I seem to recall something about a system of N equations in M < N variables being solvable from those equations (however difficult that proves to be).

I think if you add those two paragraphs together you'll have your answer. I could be totally off-base, of course; it's been a while since I did any formal mathematics (and, when I did, I generally came close to failure).

[Dratino]

I don't think that will work. For example, a square is a non-solvable summative graph.

Given that a+b = 12, b+c = 15, c+d = 19, and a+d = 16, you still can't solve for the individual numbers. There are still infinitely many solutions.

I do know what you're getting at; but it was cases like these (the square) that led me to ponder about the graphs, because it's not always the case that N equations and M < N unknowns are solvable.

Actually, that's a bad case because M = N; consider instead a hexagon, with a diagonal going straight through the middle. You have the equations:

a + b = 16
b + c = 20
c + d = 15
d + e = 9
e + f = 13
f + a = 15
b + e = 19

6 unknowns, 7 equations. And yet I can find you at least two distinct solutions (a, b, c, d, e, f):

(7, 9, 11, 4, 5, 8) and (3, 13, 7, 8, 1, 12) are both valid solutions.

In fact, I can construct a system of equations with 12 equations and 8 variables that still has infinitely many solutions - a cube.

The reason for this is because some of the equations can be derived from others, and therefore are trivial. In the case above with the square, you can get the value of one of the edges given the other three.

So, the question can also be phrased as: what edge values are deducible given a graph?

[DemonWasp]

I think you meant b + e = 14, not 19.

I remember now: my second paragraph in the previous post only applies if all the equations are linearly independent. I'm not sure how to apply that to a graph.

Your existing system has:
a + f == ( a + b ) - ( b + c ) + ( c + d ) - ( d + e ) + ( e + f ) == 16 - 20 + 15 - 9 + 13 = 15, so equation 6 is linearly dependent on the previous ones and doesn't "contribute" to solving the puzzle.

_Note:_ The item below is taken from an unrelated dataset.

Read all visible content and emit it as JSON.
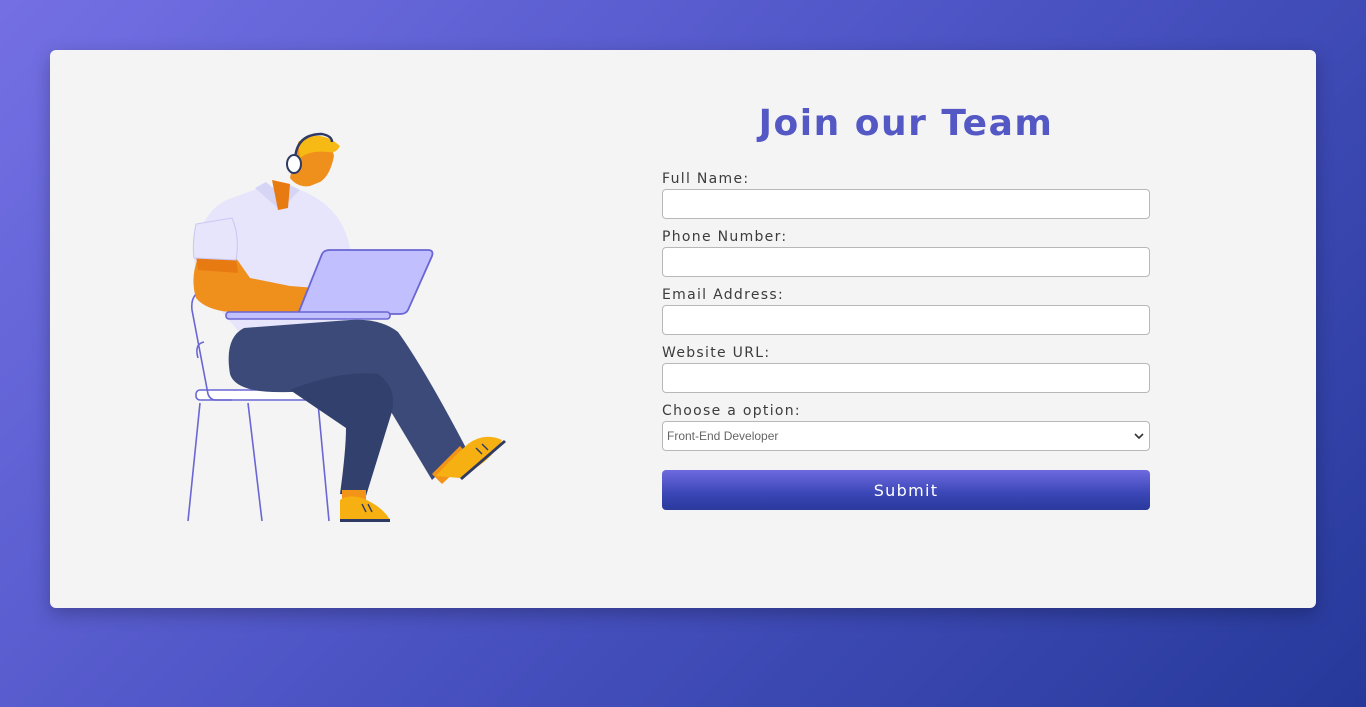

It is worth noting that this linear dependence will occur whenever there is a cycle. I don't know whether it ever occurs otherwise. If you could find a way to cound all the occurrences of linear dependence easily, you could determine the proper values to compare for (number of equations) versus (number of unknowns).

[Dratino]

Well, it doesn't occur for odd cycles. For example, a pentagon will always have a unique solution.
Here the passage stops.